Grundlage der Anhörungen waren Anträge der Oppositionsfraktionen von SPD (17/2933), Linken (17/2914) und Bündnis 90/Die Grünen (17/2893), die einen Baustopp fordern.

Dies lehnte Bahn-Vorstand Kefer ab. "Fünfzehn Jahre Planung dürfen nicht umsonst gewesen sein", sagte er und verwies dabei auch auf die städtebaulichen und verkehrstechnischen Vorteile, die durch die Projekte erreicht würden. So würden durch den unterirdischen Bahnhof "100 Hektar städtebaulich wertvolle Fläche frei". Zudem sei der entstehende Durchgangsbahnhof "zukunftsfähiger als der bisherige Kopfbahnhof".

Udo Andriof, Sprecher des Bahnprojektes Stuttgart 21 nannte es "politisch falsch", ein rechtstaatliches Genehmigungsverfahren durch einen Volksentscheid aushebeln zu wollen. Das Projekt habe über Jahrzehnte hinweg auf Bundes- wie auch auf Landes- und Kommunalebene eine parlamentarische Mehrheit gefunden. Seiner Ansicht nach seien die Bürger im Planungsprozess durchaus beteiligt worden. Derartige Großprojekte, so Andriof, brauchten öffentliche Unterstützung ebenso wie Akzeptanz. Ihre Durchsetzung dürfe aber nicht von der Stärke des Protestes abhängen.

Von positiven wirtschaftlichen Effekten, die langfristig zu erwarten seien, sprach Professor Werner Rothengater vom Institut für Wirtschaftspolitik und Wirtschaftsforschung. "Die Projekte passen zum Strukturwandel in Baden-Württemberg", sagte er. Zudem gebe es positive Umwelteffekte, wie die Reduzierung des Lärms, die Verlagerung des Verkehrs auf die Schiene oder auch die Reduzierung der versiegelten Flächen im Stuttgarter Innenstadtbereich um etwa 50 Hektar.
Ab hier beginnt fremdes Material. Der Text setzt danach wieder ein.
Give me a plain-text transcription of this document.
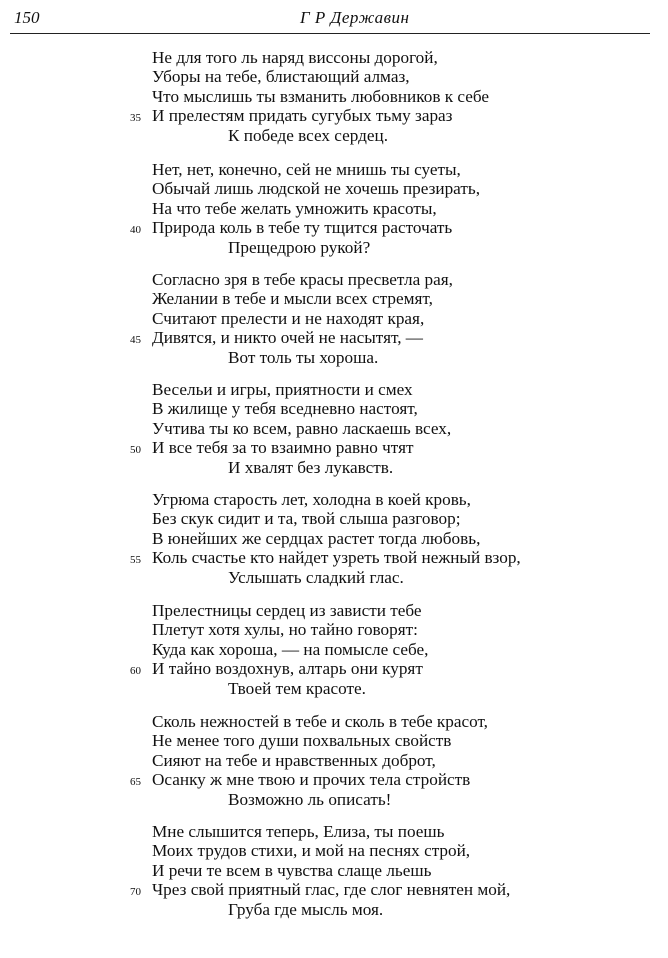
150	Г Р Державин
Не для того ль наряд виссоны дорогой,
Уборы на тебе, блистающий алмаз,
Что мыслишь ты взманить любовников к себе
И прелестям придать сугубых тьму зараз
К победе всех сердец.
35
Нет, нет, конечно, сей не мнишь ты суеты,
Обычай лишь людской не хочешь презирать,
На что тебе желать умножить красоты,
Природа коль в тебе ту тщится расточать
Прещедрою рукой?
40
Согласно зря в тебе красы пресветла рая,
Желании в тебе и мысли всех стремят,
Считают прелести и не находят края,
Дивятся, и никто очей не насытят, —
Вот толь ты хороша.
45
Весельи и игры, приятности и смех
В жилище у тебя вседневно настоят,
Учтива ты ко всем, равно ласкаешь всех,
И все тебя за то взаимно равно чтят
И хвалят без лукавств.
50
Угрюма старость лет, холодна в коей кровь,
Без скук сидит и та, твой слыша разговор;
В юнейших же сердцах растет тогда любовь,
Коль счастье кто найдет узреть твой нежный взор,
Услышать сладкий глас.
55
Прелестницы сердец из зависти тебе
Плетут хотя хулы, но тайно говорят:
Куда как хороша, — на помысле себе,
И тайно воздохнув, алтарь они курят
Твоей тем красоте.
60
Сколь нежностей в тебе и сколь в тебе красот,
Не менее того души похвальных свойств
Сияют на тебе и нравственных доброт,
Осанку ж мне твою и прочих тела стройств
Возможно ль описать!
65
Мне слышится теперь, Елиза, ты поешь
Моих трудов стихи, и мой на песнях строй,
И речи те всем в чувства слаще льешь
Чрез свой приятный глас, где слог невнятен мой,
Груба где мысль моя.
70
Realistische Alternativen zu Stuttgart 21 seien "weder bekannt noch offen gelegt", sagte Ullrich Martin, Direktor des Institutes für Eisenbahn und Verkehrswesen. Vielmehr sei im Zusammenhang mit einer Klage gegen den Planfeststellungsbeschluss für den Tiefbahnhof im Jahre 2005 dem Vorwurf der fehlenden Flexibilität "fachlich entgegnet worden".

Der Stuttgarter Kopfbahnhof sei keineswegs veraltet und müsse daher durch einen unterirdischen Durchgangsbahnhof ersetzt werden, sagte der Verkehrsberater Karl-Heinz Rössler. Der Kopfbahnhof sei in seiner Leistungsfähigkeit durchaus optimierbar, da der Lokwechsel heute kein Problem mehr sei. Es gebe kaum eine deutsche Stadt, die einen Fernbahn- und Regionalbahnhof mit nur acht Durchgangsgleisen habe, sagte Rössler. Lediglich in Hamburg und Köln sei dies der Fall, was auch immer wieder zu Engpässen führe. "Ein solcher Engpass soll nun in Stuttgart mit Milliardenaufwand erst gebaut werden", kritisiert er.
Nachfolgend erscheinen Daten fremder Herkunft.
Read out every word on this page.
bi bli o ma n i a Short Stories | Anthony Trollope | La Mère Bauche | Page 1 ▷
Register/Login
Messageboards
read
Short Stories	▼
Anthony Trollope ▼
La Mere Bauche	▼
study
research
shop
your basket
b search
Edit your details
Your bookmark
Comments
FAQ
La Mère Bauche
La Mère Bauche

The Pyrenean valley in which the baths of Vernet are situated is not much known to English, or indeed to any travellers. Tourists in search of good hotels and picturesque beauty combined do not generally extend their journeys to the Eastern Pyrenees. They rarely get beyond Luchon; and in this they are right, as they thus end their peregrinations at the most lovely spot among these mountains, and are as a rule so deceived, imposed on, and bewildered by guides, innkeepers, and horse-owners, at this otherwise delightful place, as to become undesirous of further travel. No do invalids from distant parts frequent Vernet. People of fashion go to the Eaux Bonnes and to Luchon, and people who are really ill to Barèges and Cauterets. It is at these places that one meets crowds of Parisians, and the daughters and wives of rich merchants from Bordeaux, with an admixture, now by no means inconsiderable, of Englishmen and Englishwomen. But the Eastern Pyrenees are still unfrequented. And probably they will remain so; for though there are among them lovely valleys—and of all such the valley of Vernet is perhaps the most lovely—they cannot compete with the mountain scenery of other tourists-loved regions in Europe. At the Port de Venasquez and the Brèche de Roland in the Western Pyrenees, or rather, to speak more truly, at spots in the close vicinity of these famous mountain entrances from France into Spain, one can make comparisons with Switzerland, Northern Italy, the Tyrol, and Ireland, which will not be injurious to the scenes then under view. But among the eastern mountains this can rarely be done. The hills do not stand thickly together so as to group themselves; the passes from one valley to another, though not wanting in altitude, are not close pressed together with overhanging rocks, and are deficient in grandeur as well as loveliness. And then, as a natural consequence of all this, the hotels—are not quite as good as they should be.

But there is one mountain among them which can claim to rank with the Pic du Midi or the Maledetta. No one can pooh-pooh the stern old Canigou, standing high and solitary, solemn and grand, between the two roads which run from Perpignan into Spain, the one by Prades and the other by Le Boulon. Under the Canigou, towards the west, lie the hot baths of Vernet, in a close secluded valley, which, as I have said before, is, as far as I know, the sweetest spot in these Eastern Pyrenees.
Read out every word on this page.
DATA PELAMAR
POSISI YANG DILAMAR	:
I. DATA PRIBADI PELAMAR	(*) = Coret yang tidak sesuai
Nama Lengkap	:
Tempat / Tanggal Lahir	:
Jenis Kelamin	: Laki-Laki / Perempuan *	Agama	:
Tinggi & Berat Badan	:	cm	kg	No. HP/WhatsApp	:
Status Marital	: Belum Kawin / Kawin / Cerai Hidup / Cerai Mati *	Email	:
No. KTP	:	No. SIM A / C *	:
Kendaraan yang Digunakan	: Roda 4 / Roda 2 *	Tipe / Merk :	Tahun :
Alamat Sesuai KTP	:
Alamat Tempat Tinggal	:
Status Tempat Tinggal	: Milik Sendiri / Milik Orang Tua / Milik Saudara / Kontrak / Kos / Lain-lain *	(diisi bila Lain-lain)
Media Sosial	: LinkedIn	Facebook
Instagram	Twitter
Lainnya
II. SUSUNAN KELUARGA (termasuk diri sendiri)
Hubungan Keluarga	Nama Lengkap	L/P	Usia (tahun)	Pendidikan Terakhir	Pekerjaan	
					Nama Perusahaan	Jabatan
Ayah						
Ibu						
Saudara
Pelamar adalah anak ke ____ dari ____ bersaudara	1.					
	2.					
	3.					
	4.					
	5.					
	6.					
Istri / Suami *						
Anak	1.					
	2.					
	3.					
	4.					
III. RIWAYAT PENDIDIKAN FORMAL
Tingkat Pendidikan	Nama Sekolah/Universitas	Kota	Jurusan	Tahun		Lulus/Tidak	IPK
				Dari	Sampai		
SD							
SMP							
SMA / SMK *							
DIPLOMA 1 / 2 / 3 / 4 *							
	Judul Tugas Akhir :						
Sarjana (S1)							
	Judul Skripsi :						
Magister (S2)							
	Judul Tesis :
Der Wirtschaftswissenschaftler Christian Böttger vertrat die Ansicht, dass zwar das Planungsrecht für die Projekte "unstrittig" vorhanden sei. "Das Haushaltsrecht gebietet es aber schon, dass man Projekte regelmäßig überprüft und auch abbricht, wenn die Ziele nicht erreicht werden." Dies zu tun verstoße nicht gegen "demokratische Spielregeln", sagte Böttger.

Der Stuttgarter Stadtrat Hannes Rockenbauch sieht im Umgang mit Stuttgart 21 den "Prototyp einer Entscheidungskultur, die die Menschen ausgrenzt". Immer wieder sei die Wahrheit – etwa über die Kostenentwicklung - nur "scheibchenweise" herausgekommen. Rockenbauch sprach von einem "Projekt aus dem letzten Jahrtausend". Heute wollten die Menschen keine Investition mehr in Beton, sagte er und erneuerte seine Forderung: “Stoppen Sie Stuttgart 21." (Deutscher Bundestag: ra)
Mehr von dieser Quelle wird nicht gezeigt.